What do you think? It's maybe too much work and we could just put it all together - it looks like nobody downloads the package under Python 2.7 (see these download stats).

jfowkes commented 1 year ago

@lindonroberts I agree it would be bad form to leave the last Python 2.7 release with a memory leak, but both this PR and #33 would require users to clear out their pycutest_cache, so it's probably best to only impose this on our users once? Having two breaking releases in a row is probably not the most user-friendly... (happy to leave the __import__(...) calls change to a future release as this is not a priority). Either way, I suppose this PR should probably be merged in first?

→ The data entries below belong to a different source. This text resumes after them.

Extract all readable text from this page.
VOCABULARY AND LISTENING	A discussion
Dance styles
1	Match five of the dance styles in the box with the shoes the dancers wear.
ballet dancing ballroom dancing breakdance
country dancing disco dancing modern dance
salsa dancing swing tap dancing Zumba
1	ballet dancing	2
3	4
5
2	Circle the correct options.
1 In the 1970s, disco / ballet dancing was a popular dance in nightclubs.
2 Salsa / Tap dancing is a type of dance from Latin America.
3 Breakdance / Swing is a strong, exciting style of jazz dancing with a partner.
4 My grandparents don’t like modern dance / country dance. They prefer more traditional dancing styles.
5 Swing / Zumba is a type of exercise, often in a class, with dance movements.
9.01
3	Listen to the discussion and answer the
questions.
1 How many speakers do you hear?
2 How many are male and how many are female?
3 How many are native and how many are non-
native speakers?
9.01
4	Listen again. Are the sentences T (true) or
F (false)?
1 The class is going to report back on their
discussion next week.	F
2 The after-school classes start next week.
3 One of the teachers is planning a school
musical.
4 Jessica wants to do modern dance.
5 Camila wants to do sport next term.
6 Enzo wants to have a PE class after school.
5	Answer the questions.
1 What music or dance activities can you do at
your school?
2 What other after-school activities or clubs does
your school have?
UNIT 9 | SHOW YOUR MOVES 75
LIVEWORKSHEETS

Background to the above: the terminate function added to the C interface in this PR and the renaming of the underscore functions in the C interface (so that we can access them directly from the problem class) will force users to recompile any existing problems. Similarly, for the changes in #33 e.g. returning floats instead of arrays, the NumPy include path, etc.

lindonroberts commented 1 year ago

@jfowkes - that makes sense, I don't like the idea of two breaking (and cache breaking) releases in a row, and ok given nobody uses the Python 2.7 version. We might as well fix the __import__ calls too while we're at it, make everything up-to-date.

In that case, I guess we should merge this and then #33 before a new release

jfowkes commented 1 year ago

@lindonroberts sounds good to me, shall I add the __import__ calls fix to #33?

jfowkes commented 1 year ago

@lindonroberts also realised this change has exposed getinfo() within the CUTEstProblem class -- it doesn't look like this function is actually used anywhere so I guess we should probably remove it? It looks like its presence has confused users in the past (e.g. see the last comments in #7).

yihang-gao commented 1 year ago

Hi, it is strange that I try prob = pycutest.import_problem("XXX") del prob prob = pycutest.import_problem("XXX") --- import it again

it does not release any RAM... It means the memory leak still exists...

yihang-gao commented 1 year ago

While this has fixed the memory leak, the interface now breaks when a problem is re-imported:

>>> import pycutest
>>> p = pycutest.import_problem('MODBEALE')
>>> del p
>>> p = pycutest.import_problem('MODBEALE')
Traceback (most recent call last):
  File "<stdin>", line 1, in <module>
  File "/home/jfowkes/Code/pycutest/pycutest/build_interface.py", line 348, in import_problem
    return CUTEstProblem(__import__('%s.%s' % (CACHE_SUBFOLDER, problemDir), globals(), locals(), [str(problemDir)]),
  File "/home/jfowkes/Code/pycutest/pycutest/problem_class.py", line 171, in __init__
    self.init_stats = self._module.report()
Exception: Problem is not set up

since the problem init code in python_interface.py is not called on module re-import and thus the problem is not setup.

A quick and dirty fix is probably to force the problem module to reimport using importlib, something like:

import importlib
importlib.reload('%s.%s' % (CACHE_SUBFOLDER, problemDir))

however this only works for Python 3.4 onwards. @lindonroberts what are your thoughts on this?

Hi, I tried

problems_name = ["HS7", "HS6", "HS56", "HS48", "HS60"]
tracemalloc.start()
for name in problems_name:
    prob = pycutest.import_problem(name, drop_fixed_variables=True)
    for i in range(1000):
        x = prob.x0
        g = prob.objcons(x)

    del prob
    gc.collect()

    snapshot = tracemalloc.take_snapshot()
    display_top(snapshot)

I found that the memory occupied is increasing!!!

jfowkes commented 1 year ago

Due to the way Python works there will still be some memory taken up, but this is a) much smaller than before, and b) due to memory leaks present in NumPy and the Python C API itself, and therefore not something we can do anything about. If you run valgrind on a Python debug instance you will see that we do not leak any memory.